6.20.2015

what almost 30 feels like


in exactly one month i will be 30.


what a strange concept. it definitely doesn't sound right. but age is such a surreal thing to me. do you ever really "feel" your age?

is this what almost 30 "feels" like...

...like when we you get back from vacation & you can't wait to sleep in your own bed with your ikea ortho-pillow.

nope? just me?

well, i look forward to it. that pillow & our routine.

hold up. who am i? routine?? i used to hate the monotony of it. now i welcome the familiar & ordinary. is this something that comes with age? craving home & order. or is it, perhaps, that we appreciate those things more over time?

for me, i suppose almost 30, in a way, is exactly how i thought it'd be:
a sorted life...husband, kids, house...and i suppose even the stay at home mom gig (although i would have never told you that if you would have asked). you see, when my mom was 30, she had my brother & i and left teaching to stay home with us until we started school. so i suppose in my head that's what 30 looked like. i did, however, imagine a lot more baking at 30 than i am currently doing...i probably should work on that. again, those expectations come from my mom & her high baking standards.
on the one hand, i am completely scared of saying the words, "i'm 30." on the other hand, there is so much freedom that comes with being 30. the 20's were fun (and thinner & tanner) but we had a young, growing family, and well, growing up is hard to do. we had kids at such a young age it gives us a bit of a different memory of what "20" looked like compared to most of our friends. at 30 we're so much farther along in our relationship & understanding of each other as a couple. at 30 we've already experienced so much as parents. at 30 we know where we stand on our boundaries as a family & a couple. there's a lot of freedom in 30 for me.

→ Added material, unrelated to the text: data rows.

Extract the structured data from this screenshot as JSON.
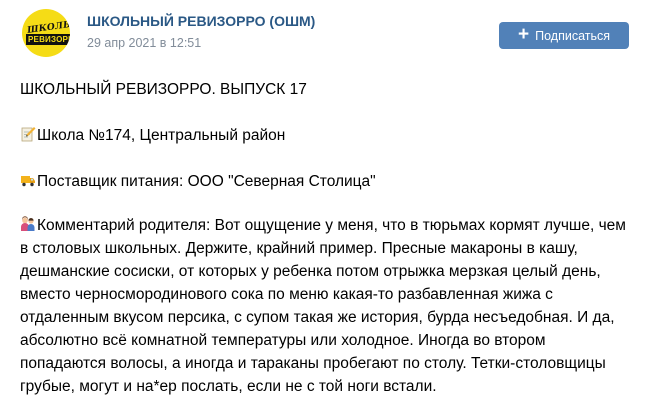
{
  "header": {
    "avatar_logo_line1": "ШКОЛЬНЫЙ",
    "avatar_logo_line2": "РЕВИЗОРРО",
    "group_name": "ШКОЛЬНЫЙ РЕВИЗОРРО (ОШМ)",
    "post_date": "29 апр 2021 в 12:51",
    "subscribe_label": "Подписаться",
    "subscribe_icon": "plus-icon"
  },
  "post": {
    "title": "ШКОЛЬНЫЙ РЕВИЗОРРО. ВЫПУСК 17",
    "school_icon": "memo-icon",
    "school": "Школа №174, Центральный район",
    "supplier_icon": "truck-icon",
    "supplier": "Поставщик питания: ООО \"Северная Столица\"",
    "comment_icon": "family-icon",
    "comment": "Комментарий родителя: Вот ощущение у меня, что в тюрьмах кормят лучше, чем в столовых школьных. Держите, крайний пример. Пресные макароны в кашу, дешманские сосиски, от которых у ребенка потом отрыжка мерзкая целый день, вместо черносмородинового сока по меню какая-то разбавленная жижа с отдаленным вкусом персика, с супом такая же история, бурда несъедобная. И да, абсолютно всё комнатной температуры или холодное. Иногда во втором попадаются волосы, а иногда и тараканы пробегают по столу. Тетки-столовщицы грубые, могут и на*ер послать, если не с той ноги встали."
  },
  "colors": {
    "link": "#2a5885",
    "muted": "#818c99",
    "button": "#5181b8",
    "avatar_bg": "#f5dc16"
  }
}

it's like we've been playing our avatars in this game of life & have finally mastered level 20 & get to go to the superstar level 30. we've wove our way through the maze, fell in a few pitfalls, but super-jumped out & received bonus points. level 30 will be packed with its own obstacles, but we get to use all we've learned on level 20 to run headfirst into level 30.
almost 30 means i care less & less around makeup and hair. i'm down to powder & mascara. my hair may or may not get washed--it may just be in a ball cap. eyeshadow is basically reserved for special occasions.
almost 30 means i have less & less patience with drama. i guess i feel like we should all be passed it by this point...or at least should know how to maturely deal with issues. apparently, that's completely unrealistically. maybe that should be a requirement in high school: Introduction to Dealing with Drama. 
almost 30 means i had my first experience where my 12 year old knew about something that i had never heard of...it used to be the other way around. 
almost 30 means i feel exactly the same as i did when i was 18. 
i guess i always thought when you "grow up" you change, but you don't. however, my perspective on many things has changed. the obstacles i've dealt with, the issues i've had to face have definitely changed my understanding & point of view on most things.

i have age to thank for that.

besides, maybe my kids will be as bad as i am about remembering my parents' ages & they can forever tell everyone that i'm 29. i'd be okay with that, too.